When Google launched Android Wear 2.0 alongside the LG Watch Sport and LG Watch Style over a week ago, the company also announced which existing Android Wear watches would be eligible for an update.
Nearly 20 smartwatches were selected to receive Android Wear 2.0 over the coming weeks, but don’t expect them to support all of the new features. A lot of the updated functionality requires specific sensors that some devices just won’t support.
WearableZone experimented with one of the eligible watches — the Moto 360 Sport — to see how Android Wear 2.0 impacts existing models.
It’s important to note that individual manufacturers are responsible for implementing Android Wear 2.0 on their devices, so each watch will update on its own timeline. Some devices might also update in incremental stages.
With that in mind, here’s what to expect from Android Wear 2.0 and how the Moto 360 sport has changed from the updates so far.
This post will be updated as more features become available on the device.
Android Wear 2.0: Google Assistant
With the growing popularity of voice-enabled systems, it’s no surprise to see Google Assistant on Android Wear devices. Users can access this feature through any screen by saying “OK Google” or by holding down the home screen button. Being able to set alarms, check the weather, or call someone without touching the display is a convenient extra.
While the 360 Sport doesn’t have the push button functionality yet, users do have access to Google Assistant through any screen. Not having to cycle through a couple menus to find the microphone saves a lot of time.
Android Wear 2.0: Fitness Apps And The Google Play Store
By incorporating the Google Play Store into the watch, some Android Wear models can morph into stand-alone devices. Users can download apps directly onto any watch through the store, but if the device has a cellular connection, you can also use the apps and make calls without a phone.

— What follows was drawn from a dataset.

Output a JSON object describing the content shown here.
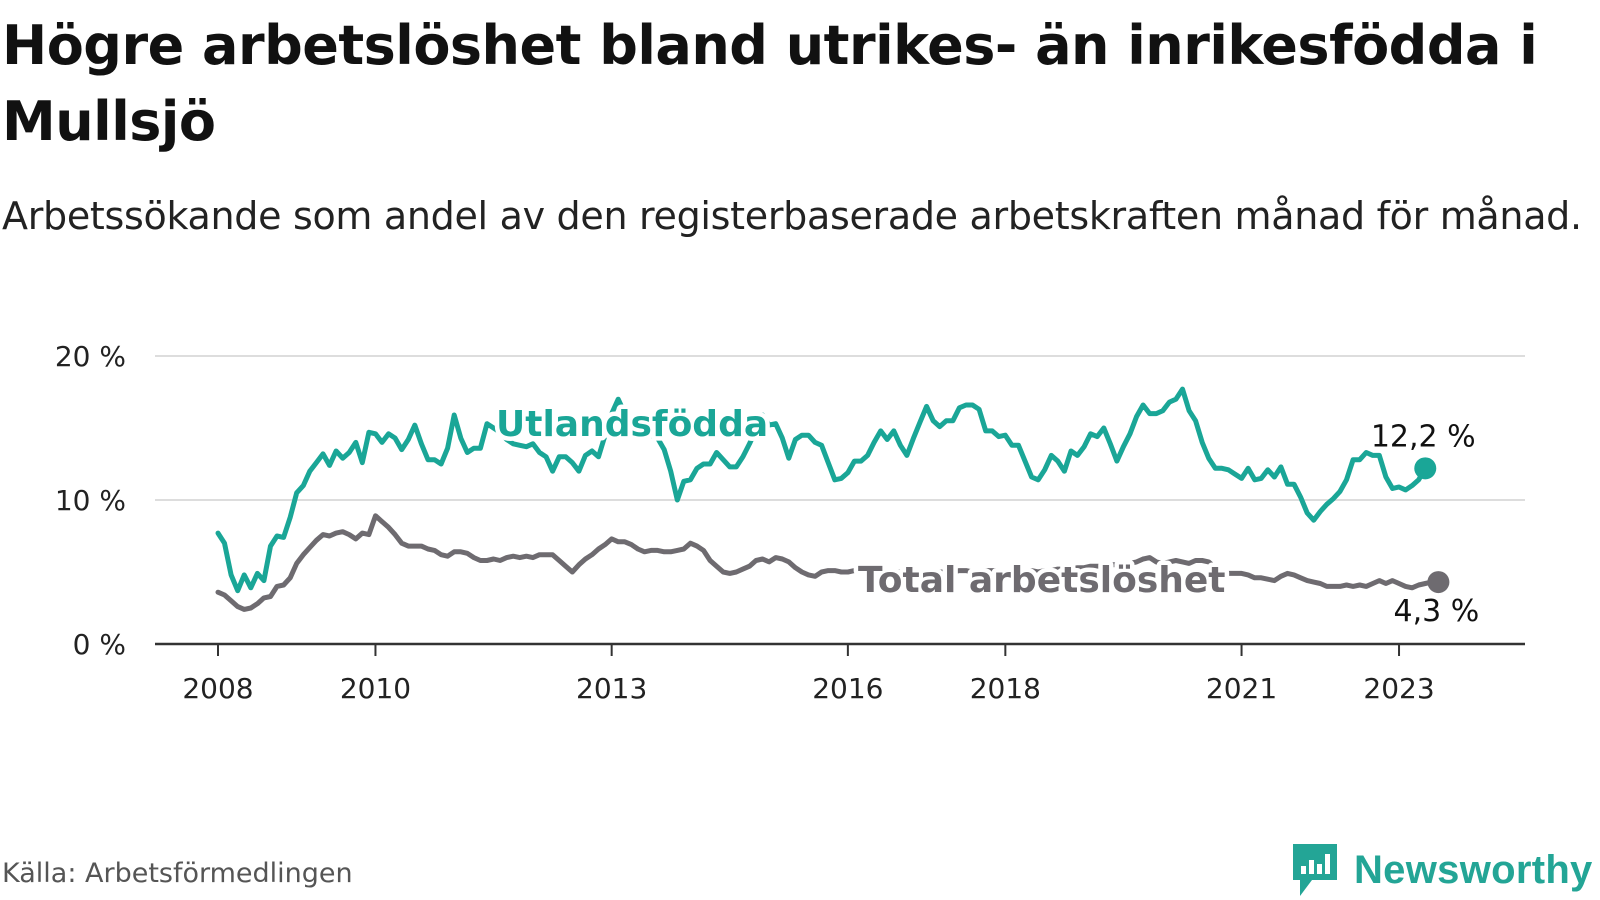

Google Fit, the main fitness app available on most Android Wear watches, also got an upgrade through the update. It now tracks activity stats such as distance, calories burned, and heart rate, as well as weightlifting data from exercises like squats or push ups.
Because Moto Body serves as the 360 Sport’s main fitness app, it’s unclear if Google Fit will replace it.
Android Wear 2.0: Notifications And Messaging
How notifications appear and the way you respond to messages have both changed with Android Wear 2.0. Notifications display with smaller icons than before, and you have the option to click on the alert to expand it.
Once users open a message, they can dictate, type, or handwrite their answer. This functionality is available on apps like Google Messenger, Facebook Messenger, Hangouts, and more.
These changes will be a huge relief for Moto 360 Sport users. Notification alerts take up almost a third of the home screen, so the entire display ends up looking cluttered. Reducing the size of these alerts should make it easier to navigate through different screens and view activity stats.
Android Wear 2.0: Watch Faces
Android Wear 2.0 now lets you view feedback from your favorite apps through a personalized watch face. For instance, users can customize different faces for their time at work, the gym, and at home, and then line them up to easily cycle between them.
The coolest part about this integration is that you can actually interact with the apps through your watch face. You can make a call or call an Uber just by clicking on the corresponding icon.
Android Wear 2.0: Android Pay
Google makes up some ground on Apple and Samsung with its own contactless payment system, Android Pay. Currently, the LG Watch Sport is the only model with NFC that supports Android Pay, but this feature is available for any Android Wear 2.0 smartwatch through the Play Store. Android Pay requires you to set up a passcode, which you must re-enter each time you take off the watch for safety reasons.